The grinding slab, unearthed in 2018 at the Oc Eo archaeological complex in southern Vietnam, was found buried 2 meters (6.5 feet) below the surface. The site was once a trading hub of the ancient Southeast Asian kingdom Funan, as revealed by a new study on the substances found on the slab.

“Preparing curry involves not only a diverse range of spices but also the use of grinding tools, considerable time, and human effort,” said Dr. Hsiao-chun Hung, a senior research fellow in the department of archaeology and natural history at Australian National University in Canberra and author of the study.

Scientists Decode 2,000-year-old Curry Recipe in Vietnam
The grinding slab was found two meters below the surface. Photo: Nguyen Khanh Trung Kien/Southern Institute of Social Sciences

“Remarkably, even individuals residing outside of India nearly 2,000 years ago expressed a strong desire to savor the flavors of curry, as evidenced by their diligent preparations,” added Hung.

An analysis of the tools yielded 717 grains of starch, which revealed the presence of eight types of spices including turmeric, ginger, galangal, sand ginger, fingerroot, clove, nutmeg, and cinnamon. Many of the grains also showed signs of grinding damage, resembling the starch granules found in modern curry powder.

These findings provide insights into the migration and culinary practices of curry in Southeast Asia.

“This finding strongly suggests that the ancient inhabitants of Oc Eo utilized turmeric, ginger, cinnamon, clove, and nutmeg as essential ingredients in their culinary practices, most likely in the preparation of curry,” stated Hung.

Scientists Decode 2,000-year-old Curry Recipe in Vietnam
Curry spice processing tools unearthed in Vietnam found in 2018. Photo: Nguyen Khanh Trung Kien/Southern Institute of Social Sciences
Scientists Decode 2,000-year-old Curry Recipe in Vietnam
A grinding slab found in Vietnam revealed traces of spices that give insight into how curry was made at least 2,000 years ago. Photo: Nguyen Khanh Trung Kien/Southern Institute of Social Sciences
Scientists Decode 2,000-year-old Curry Recipe in Vietnam
This photograph shows a woman crushing spices with a stone roller on a grinding slab similar to those found in Oc Eo. The woman is grinding ragi (finger millet) between two round millstones. Photo taken in Madras (Chennai) in Tamil Nadu by Nicholas and Curths in c. 1870, from the Archaeological Survey of India.
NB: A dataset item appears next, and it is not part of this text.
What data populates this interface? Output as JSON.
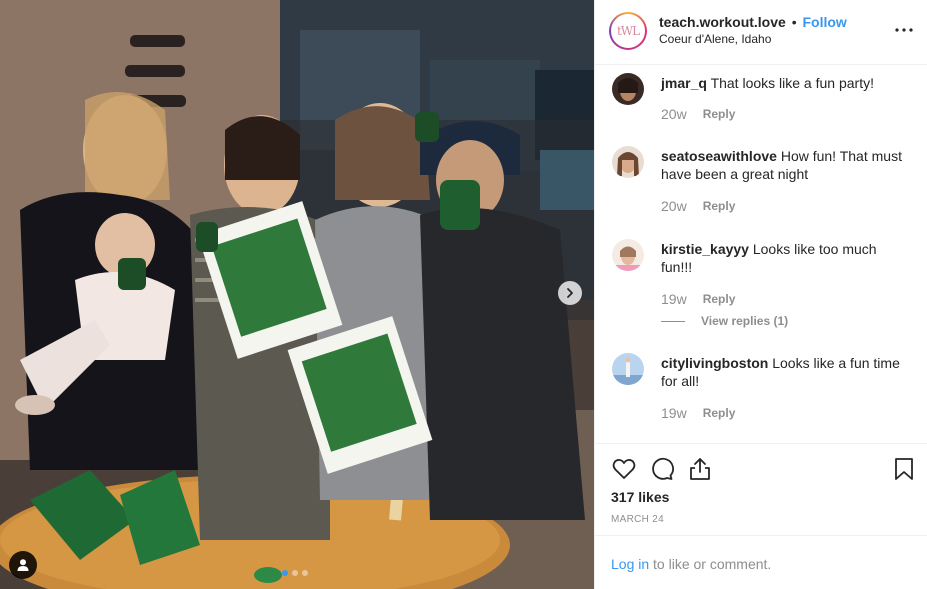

Image credit: British Library Board.

The identified ingredients resemble those found in modern curries consumed in Vietnam and other Southeast Asian countries today.

“Nowadays, preparing curry in Vietnam has become much simpler for most families due to the widespread availability of curry powder in supermarkets. However, it is interesting to note that the curry recipe used today has not deviated significantly from the ancient Oc Eo period,” noted Dr. Nguyen Khanh Trung Kien, an archaeologist at the Center for Archaeology, Southern Institute of Social Sciences in Ho Chi Minh City and co-author of the study.

Kien added that the team plans to recreate the 2,000-year-old curry based on the ingredients found at the site.

The study suggests that people in India were likely enjoying curry about 4,000 years ago, as indicated by traces of turmeric, ginger, eggplant, and mango found in artifacts and dental plaque. However, this recent discovery reveals the long and fascinating history of curry production beyond India, according to Hung.

Scientists Decode 2,000-year-old Curry Recipe in Vietnam
The monuments in Go Sau Thuan seen from the air – Photo: Nguyen Khanh Trung Kien/Southern Institute of Social Sciences

Some of the ingredients recovered from Oc Eo, such as turmeric, are similar to those used in Indian curries, while others like coconut milk and galangal are more commonly found in Southeast Asian cuisine. This suggests the existence of maritime trading routes between Southeast Asia and South Asia over 3,000 years ago, with spices like nutmeg and clove coming from Indonesia and others like turmeric and cinnamon originating from South Asia.

The exact origins of curry production at the site are unclear, but it is likely that the preparations were made by migrants from India or local inhabitants in Vietnam influenced by South Asian culture. The large grinding stone discovered alongside the remains of stilt houses, which would have stood near water, provides further evidence of ancient curry production.

Most surprisingly, some of the nutmeg seeds unearthed during the excavation still emitted a unique aroma.

“Food culture is significant in human history,” added Hung. “When we enjoy delicious food, we often wonder about how its flavors were formed, the origins of the recipes, and when these culinary methods were first practiced.”